U.S. Treasury Secretary Steven Mnuchin told reporters in Buenos Aires that the European Union, China, and Japan must remove tariffs and subsidies before the U.S. discusses trade agreements with those regions.
Mnuchin also said “it’s definitely a realistic possibility” that U.S. President Donald Trump will follow through on a threat to put tariffs on all $500 billion worth of Chinese imports into the U.S.
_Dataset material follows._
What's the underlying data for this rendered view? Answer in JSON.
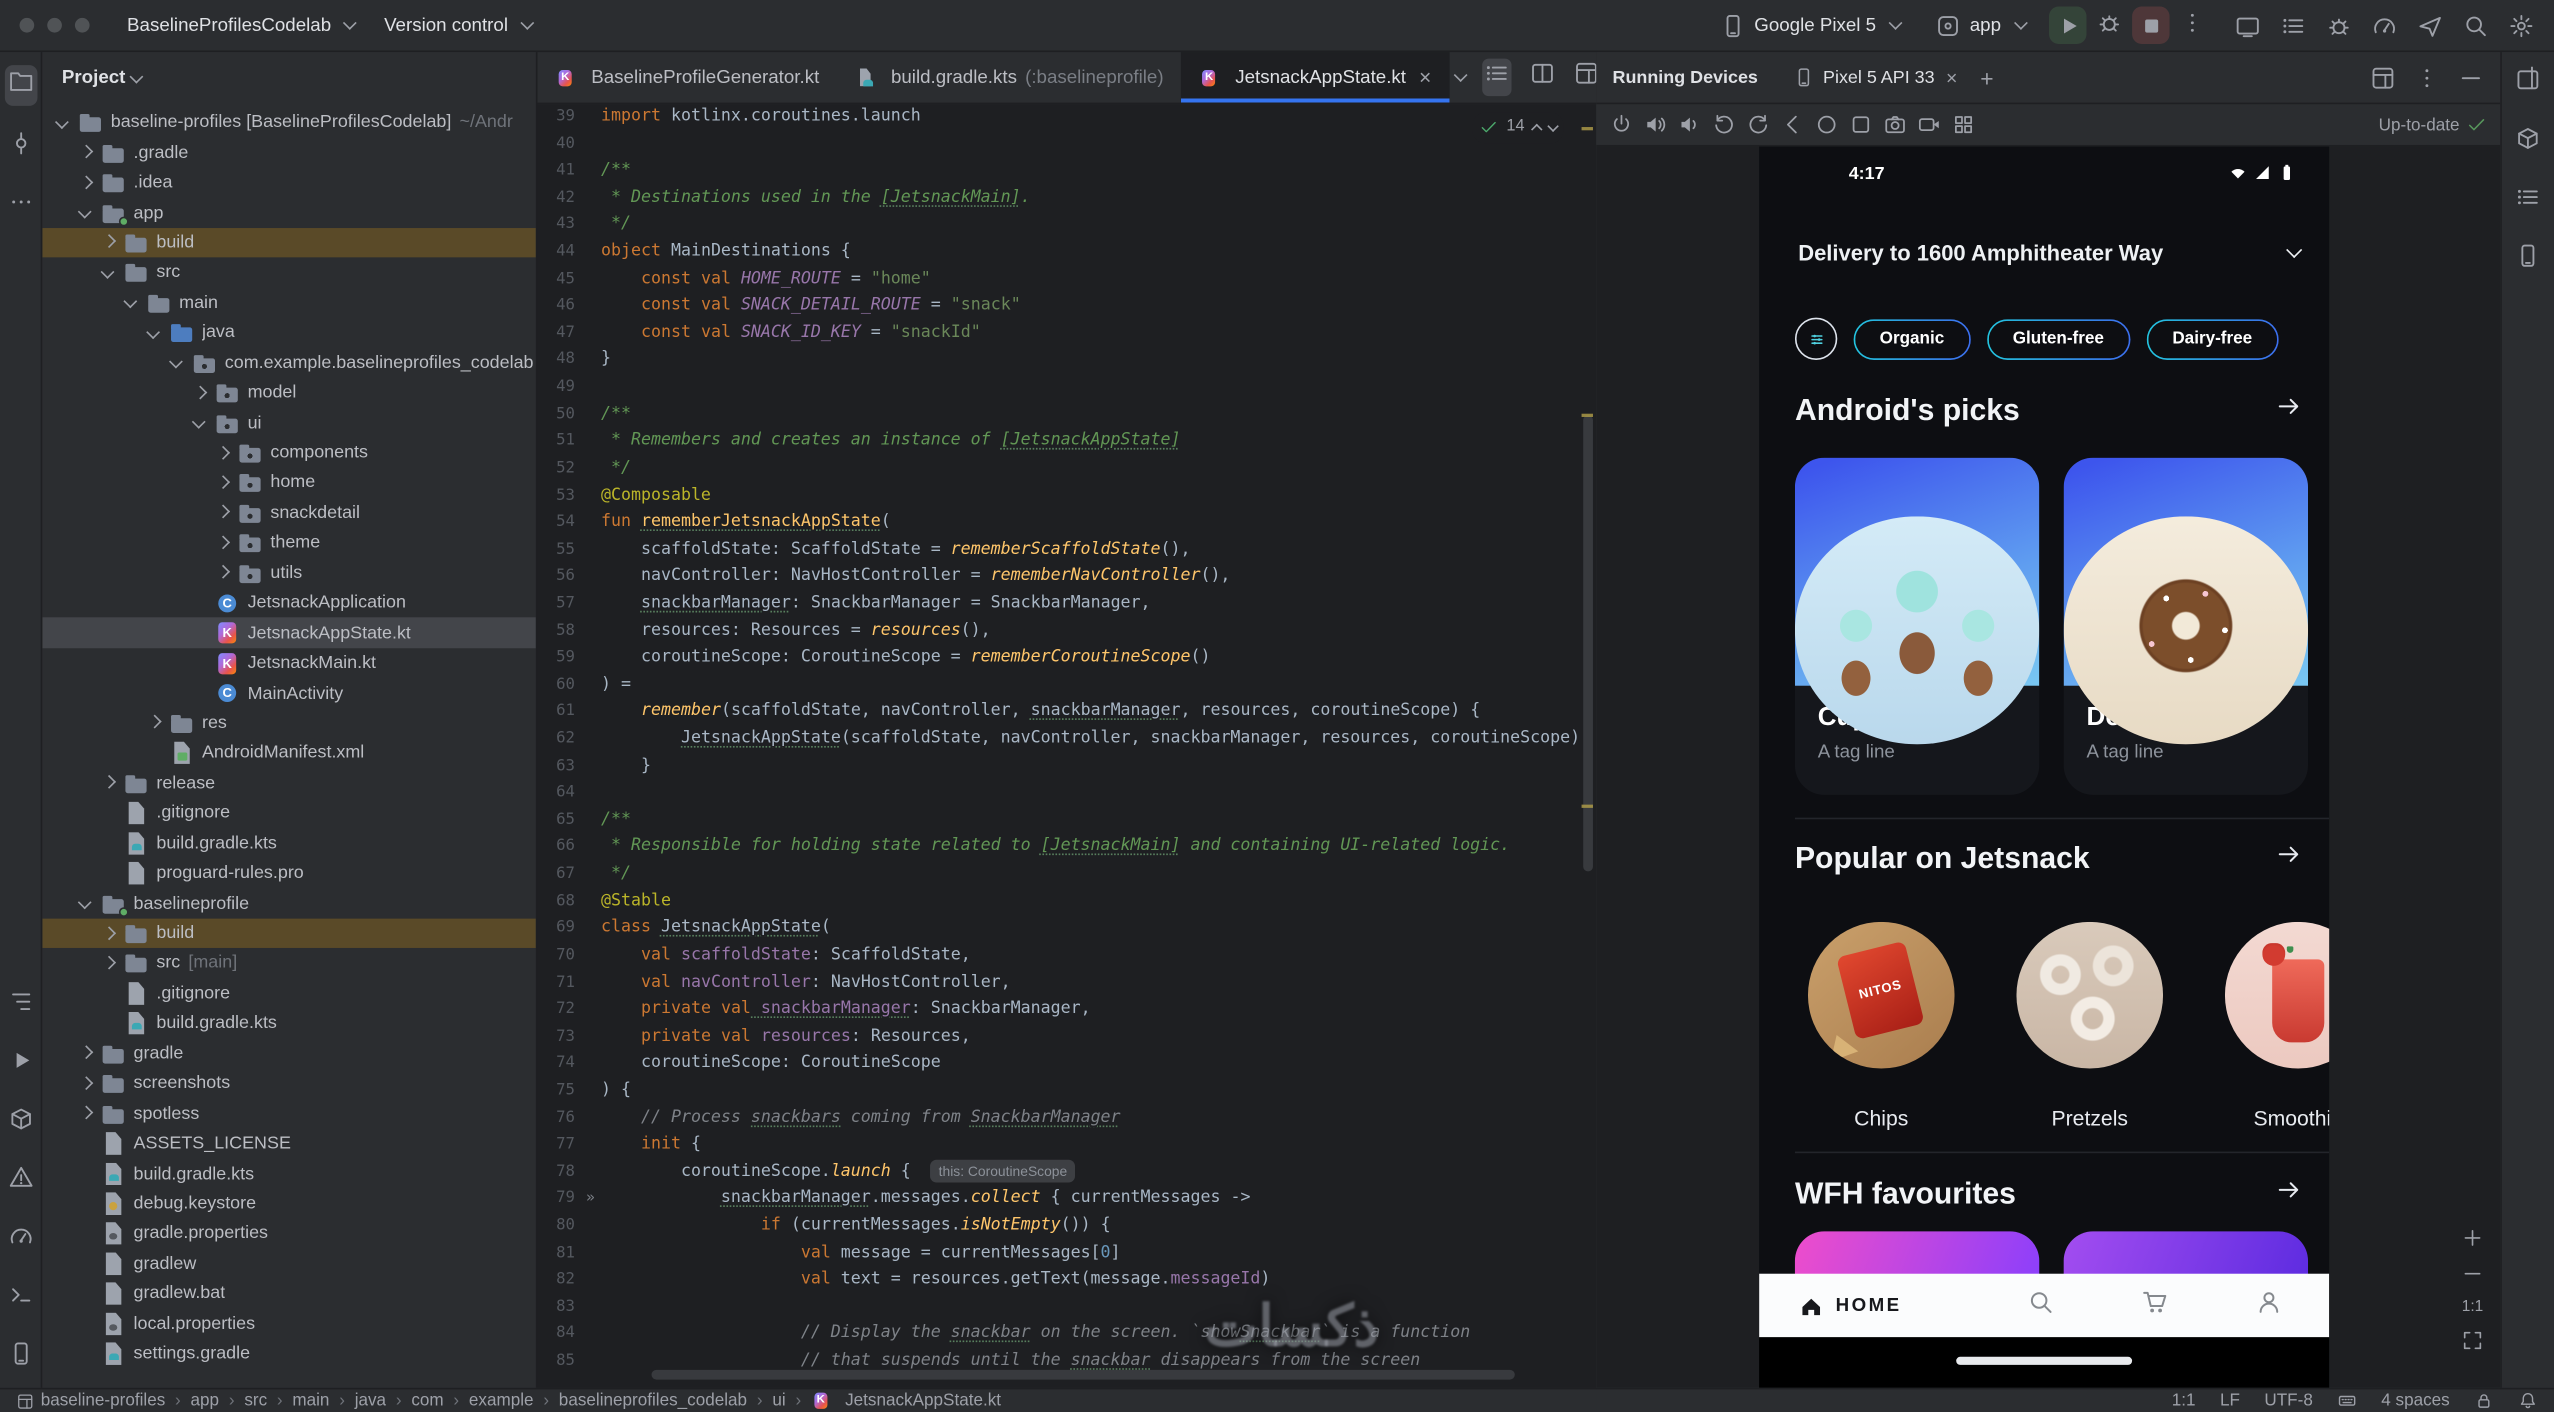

“Global markets continue their malaise, as trade tensions weigh on sentiment amid fears that global growth will slow. With no major catalysts to drive the market higher, the risks are on the downside and the danger is that equity markets will drift lower. Earnings will allow individual stocks or even sectors to out or underperform, but the broader indices are likely to find it more difficult to gain traction,” said Rebecca O’Keeffe, head of investment at Interactive Investor, in a note.
“Trade issues are likely to stay in focus as an EU trade mission is due to arrive in Washington mid-week. Any signs that Trump is willing to back down from his hard-line stance with the EU could quickly boost sentiment leaving traders the opportunity to focus on the European Central Bank meeting and U.S. GDP release at the end of the week,” said Jasper Lawler, head of research at London Capital Group, wrote in a note.
The ECB meeting is scheduled for Thursday.
Following Marchionne’s departure, shares of Ferrari NV RACE, -4.88% lost 4.9%, Fiat Chrysler Automobiles FCA, -1.50% closed down 1.5%, Exor NV EXO, -3.25% ended 3.3% lower, and CNH Industrial NV CNHI, -1.70% shed 1.3%.
Ryanair Holdings PLC RY4C, -6.75% closed down 6.7% after the airline posted a 20% decline in first-quarter profit to €319 million as the company said profit was hurt in part by higher oil prices and pilot strikes.
“While we continue to actively engage with pilot and cabin crew unions across Europe, we expect further strikes over the peak summer period as we are not prepared to concede to unreasonable demands that will compromise either our low fares or our highly efficient model,” said Ryanair in its earnings report.
Atos SE shares ATO, -6.74% ended the day 6.7% lower after the French information-technology services company reached a $3.4 billion deal to buy U.S.-based Syntel Inc. Atos also said Monday first-quarter revenue rose slightly, to 2.95 billion euros ($3.6 billion), on 2% organic growth.
Julius Baer Group AG BAER, -4.01% closed down 4% after the Swiss bank posted a rise in first-half net profit but said clients are taking heed of mounting trade tensions.
“Markets had a strong and upbeat start to the year but ended the first half on a more cautious note, pondering the potential impacts of trade tensions and of an impending end to quantitative easing,” Chief Executive Bernhard Hodler said in a statement.
Ocado Group PLC OCDO, +5.54% , a British online grocery service and platform-technology provider, topped advancers on the Stoxx 600 and closed Monday trading 5.5% higher.